Una nubecilla se formó al escapar el aliento de entre sus labios, él la miró sintiendo que, lo que fuese que quisiese mostrarle, jamás sería más hermoso que ella.
—¡Mira cuántas estrellas!
Él finalmente siguió la dirección en la que apuntaba su dedo topándose con un sinfín de puntitos brillantes en el firmamento.
—¡Vaya! —exclamó, jamás había visto tantas estrellas, nunca había estado lo suficientemente lejos de la contaminación lumínica de la ciudad como para ver aquel espectáculo—. Es impresionante.
Ella asintió, se arrebujó con su abrigo. Hacía un frío tremendo, pero merecía la pena por ver aquello.
—Emilie ¿tienes frío? —inquirió pasando el brazo por sus hombros, ella negó con la cabeza a pesar de estar helada. No quería perderse ningún detalle—. Iré a buscar una manta.
William se perdió en el interior del pequeño refugio en busca de una gruesa manta, le dolían los pies y los hombros de tantos días andado con la mochila a cuestas, pero admitía que había sido una gran idea. Era una manera diferente de viajar y ver el mundo. Sobre la mesa vio la guía, vieja y desgastada, que les había llevado hasta aquel parque natural paradisíaco y sonrió.
Cuando volvió a fuera con la manta, vio a Emilie con los brazos apoyados en la barandilla del porche y su mirada perdida en el cielo, se le antojó como una bella postal de ensueño.
—¡Ciervos! —exclamó en un susurro.
Al mirar hacia el camino los vio, una madre con sus crías, pastando tranquilas y sin prisas. William le puso la manta sobre los hombros.
—Deberíamos preparar la ruta para mañana —dijo Emilie abrazándole—. ¿Cuántos días más crees que nos llevará cruzar el parque?
—Puede que un par.
—Dos días más durmiendo viendo las estrellas… —pronunció con voz soñadora.
—Dos días más sin que nadie nos moleste.
Ella rió, en la ciudad siempre había alguien dispuesto a dar su opinión sobre cualquier cosa, sobre cómo de oscura era la piel de ella, sobre lo ridículo que era que él no fuese a la universidad…
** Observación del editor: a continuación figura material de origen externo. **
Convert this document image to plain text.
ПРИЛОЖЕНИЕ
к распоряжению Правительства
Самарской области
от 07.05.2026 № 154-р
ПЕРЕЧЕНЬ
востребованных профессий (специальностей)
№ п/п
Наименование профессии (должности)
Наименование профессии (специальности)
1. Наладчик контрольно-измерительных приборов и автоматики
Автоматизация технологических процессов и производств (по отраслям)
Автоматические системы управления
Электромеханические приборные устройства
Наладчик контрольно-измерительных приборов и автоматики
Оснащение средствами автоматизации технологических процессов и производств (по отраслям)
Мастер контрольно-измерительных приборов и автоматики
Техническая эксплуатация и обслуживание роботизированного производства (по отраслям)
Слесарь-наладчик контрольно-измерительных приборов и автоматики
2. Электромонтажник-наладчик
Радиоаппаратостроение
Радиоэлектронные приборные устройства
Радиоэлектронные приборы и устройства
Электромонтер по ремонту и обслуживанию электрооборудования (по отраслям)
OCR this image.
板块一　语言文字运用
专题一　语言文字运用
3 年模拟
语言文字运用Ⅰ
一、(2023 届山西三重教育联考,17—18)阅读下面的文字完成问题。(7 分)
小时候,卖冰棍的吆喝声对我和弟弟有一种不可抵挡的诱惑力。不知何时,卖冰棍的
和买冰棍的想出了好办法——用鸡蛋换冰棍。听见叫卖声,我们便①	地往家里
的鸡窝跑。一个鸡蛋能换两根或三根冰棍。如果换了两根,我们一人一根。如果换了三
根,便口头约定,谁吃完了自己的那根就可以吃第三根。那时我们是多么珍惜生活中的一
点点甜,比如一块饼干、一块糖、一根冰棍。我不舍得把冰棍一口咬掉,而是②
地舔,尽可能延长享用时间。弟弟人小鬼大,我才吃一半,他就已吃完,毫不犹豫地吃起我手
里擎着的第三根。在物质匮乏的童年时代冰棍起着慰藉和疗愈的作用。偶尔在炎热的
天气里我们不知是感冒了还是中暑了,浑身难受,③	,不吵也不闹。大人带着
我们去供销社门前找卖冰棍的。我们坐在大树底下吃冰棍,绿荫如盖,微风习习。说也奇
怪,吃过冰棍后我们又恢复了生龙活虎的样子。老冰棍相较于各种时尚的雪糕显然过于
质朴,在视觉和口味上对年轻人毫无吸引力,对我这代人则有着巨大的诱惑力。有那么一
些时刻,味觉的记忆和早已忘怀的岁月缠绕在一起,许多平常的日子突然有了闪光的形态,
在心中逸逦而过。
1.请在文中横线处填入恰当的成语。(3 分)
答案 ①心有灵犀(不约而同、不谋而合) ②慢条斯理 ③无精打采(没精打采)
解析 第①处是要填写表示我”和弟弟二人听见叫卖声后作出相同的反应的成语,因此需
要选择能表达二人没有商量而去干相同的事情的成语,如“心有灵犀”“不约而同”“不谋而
Emilie se puso de puntillas y le besó en los labios. Les quedaban dos días más de estar solos sin metomentodos.
Fin
Notas de la autora:
¡Hola! Seguimos adelante, esta vez con William y Emilie. Para los que sea la primera vez que me leéis, William es mi personaje preferido de la serie, así que es muy recurrente en mis historias, igual que Sissi.
El parque natural en el que están es el Parc Nacional d'Aigüestortes i Estany de Sant Maurici, en el Pirineo catalán, es la tierra de mi abuela y uno de los lugares más hermosos y mágicos del planeta. La cabaña en la que se encuentran es el antiguo refugio que hay a 3 kilómetros del Estany de Sant Maurici. Si vais alguna vez, por favor haced la caminata hasta el Estany de la Ratera y observad a Els Encantats (Los Hechizados), vale la pena.
Espero que os haya gustado, mañana más.